Dean Whithers wriggled his nose and I heard my dad’s voice bellowing from the phone.
The Dean looked suddenly indignant. In his posh accent, he said, “Mr. Caivano”—he pronounced it Caivahhrno, silent R—“it is unbecoming of a young lady and of the ethos of the University—”
I heard my dad, in his decidedly unposh Bronx accent: “Listen here, mista. I raised my girl to fend fuh herself. And if some tramp is causin shit wit my little girl then I’m sure she got what was comin ta her!”
“Mr. Caiv—”
“Dontchoo fuckin mister me, pal! I’ve told you I wanna talk to my little girl, now put her on!”
&nbs
p; My dad was talking really loud.
“Mr. Caivahhrno, I’m only trying to impress upon you—”
“Hey! I’m payin yo fuckin bills, now put my little girl on before I impress something up your—”
“Fine! Fine! Mr. Caivahhrno! No need for such language!”
Whithers extended a resentful hand, holding the phone, in my direction. He rolled his eyes and exhaled loudly while doing it.
I was secretly grinning.
“Baby?”
“Hey, pops.”
“What happened?”
I told him—as best as I could with Whithers looking at me like he’d sat on a piece of dung.
“And Kayla?” my dad asked.
“Well, she kind of took out two of the other girls for me.”
I looked over at my pink-haired best friend. She smiled widely at me, her liquid green eyes looking innocent and pure. I extended my hand over the seat onto hers, and held it. Thanks for having my back, the gesture said.
Dean Whithers looked like he was gonna be sick.
“She always had yo back, didn’t she?” my dad said.
“Yeah,” I croaked, looking down at my knees.
“So, Leo, whatchoo wanna do about dis school?”
I said nothing.
“Leo?”
I felt tears prickling at my eyes.
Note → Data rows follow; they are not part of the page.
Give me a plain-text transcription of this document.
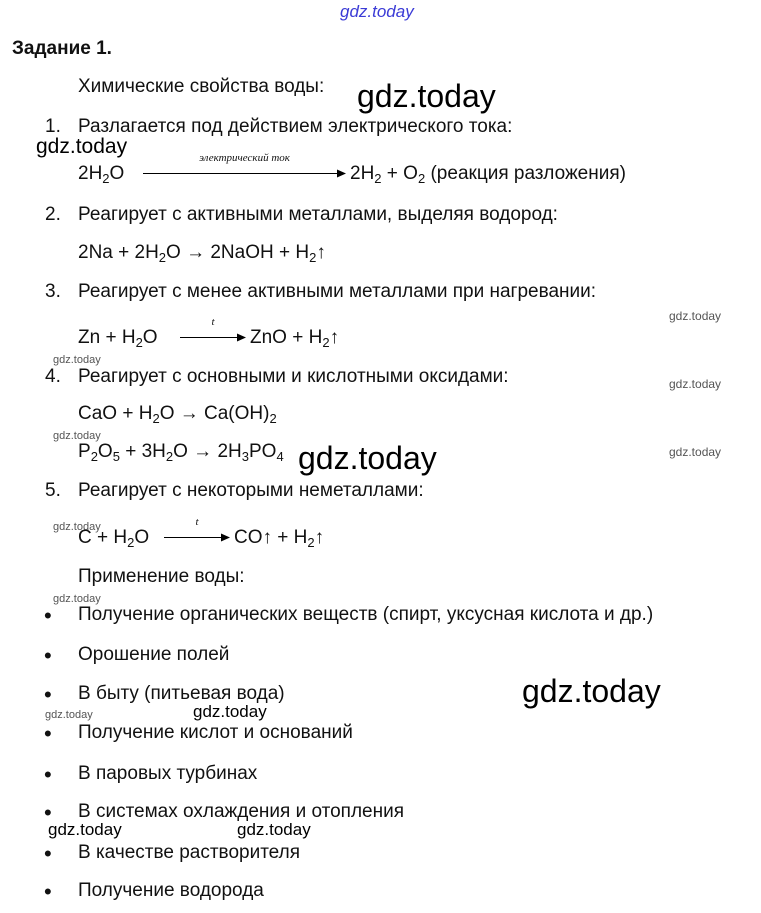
gdz.today
Задание 1.
Химические свойства воды: gdz.today
1. Разлагается под действием электрического тока:
gdz.today
$2H_2O$
электрический ток
$2H_2 + O_2$ (реакция разложения)
2. Реагирует с активными металлами, выделяя водород:
$2Na + 2H_2O$ → 2NaOH + $H_2↑$
3. Реагирует с менее активными металлами при нагревании:
gdz.today
$Zn + H_2O$
t
ZnO + $H_2↑$
gdz.today
4. Реагирует с основными и кислотными оксидами:	gdz.today
CaO + $H_2O \to Ca(OH)_2$
gdz.today
$P_2O_5 + 3H_2O \to 2H_3PO_4$ gdz.today	gdz.today
5. Реагирует с некоторыми неметаллами:
gdz.today
$C + H_2O$
t
CO↑ + $H_2↑$
Применение воды:
gdz.today
• Получение органических веществ (спирт, уксусная кислота и др.)
• Орошение полей
• В быту (питьевая вода)	gdz.today
gdz.today	gdz.today
• Получение кислот и оснований
• В паровых турбинах
• В системах охлаждения и отопления
gdz.today	gdz.today
• В качестве растворителя
• Получение водорода
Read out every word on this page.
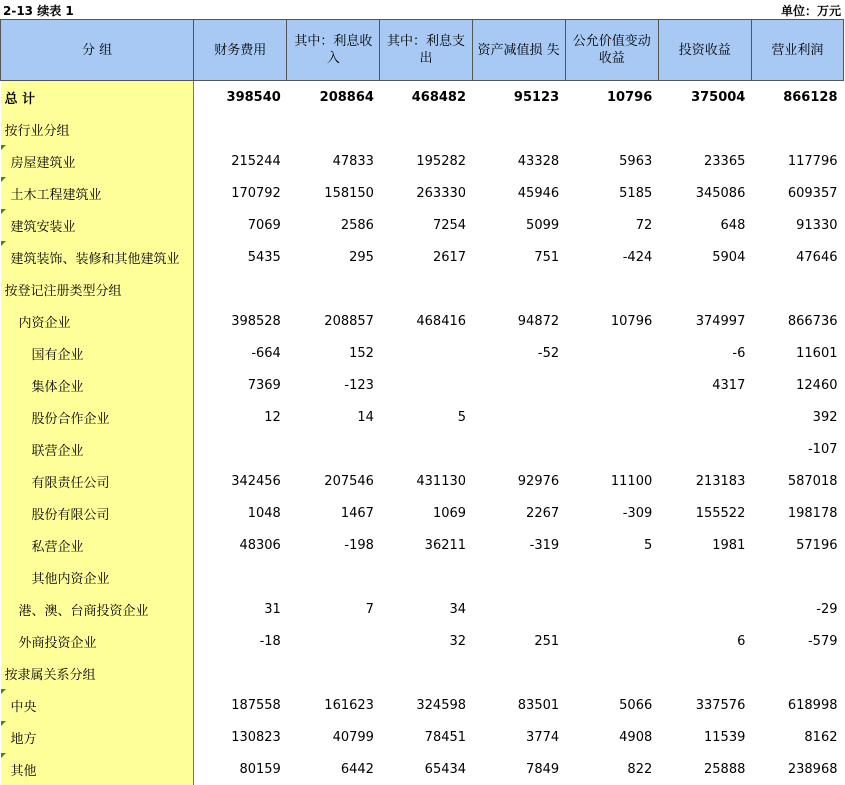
2-13 续表 1	单位：万元
分 组	财务费用	其中：利息收入	其中：利息支出	资产减值损 失	公允价值变动收益	投资收益	营业利润
总 计	398540	208864	468482	95123	10796	375004	866128
按行业分组							

房屋建筑业	215244	47833	195282	43328	5963	23365	117796

土木工程建筑业	170792	158150	263330	45946	5185	345086	609357

建筑安装业	7069	2586	7254	5099	72	648	91330

建筑装饰、装修和其他建筑业	5435	295	2617	751	-424	5904	47646
按登记注册类型分组							
内资企业	398528	208857	468416	94872	10796	374997	866736
国有企业	-664	152		-52		-6	11601
集体企业	7369	-123				4317	12460
股份合作企业	12	14	5				392
联营企业							-107
有限责任公司	342456	207546	431130	92976	11100	213183	587018
股份有限公司	1048	1467	1069	2267	-309	155522	198178
私营企业	48306	-198	36211	-319	5	1981	57196
其他内资企业							
港、澳、台商投资企业	31	7	34				-29
外商投资企业	-18		32	251		6	-579
按隶属关系分组							

中央	187558	161623	324598	83501	5066	337576	618998

地方	130823	40799	78451	3774	4908	11539	8162

其他	80159	6442	65434	7849	822	25888	238968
My chin started to tremble. Dad could feel it.
“That bad, huh?”
I nodded, as if he could see me! But I did get the feeling pops understood.
“How’s things with Conall?”
I laughed suddenly, happy, thinking of how Conall and I had taken time out to chop wood in the lawn together just last week. Conall had insisted on wielding the ax and then I’d told him I was strong enough. Soon I’d discovered I wasn’t, and the ax hung suspended on a log... “Things are great with him.”
My dad sighed.
Dean Whithers coughed like he’d been forced to eat a frog.
“Call me when you have some privacy, babe. No one’s gonna force you ta do summin you don’t wanna do.”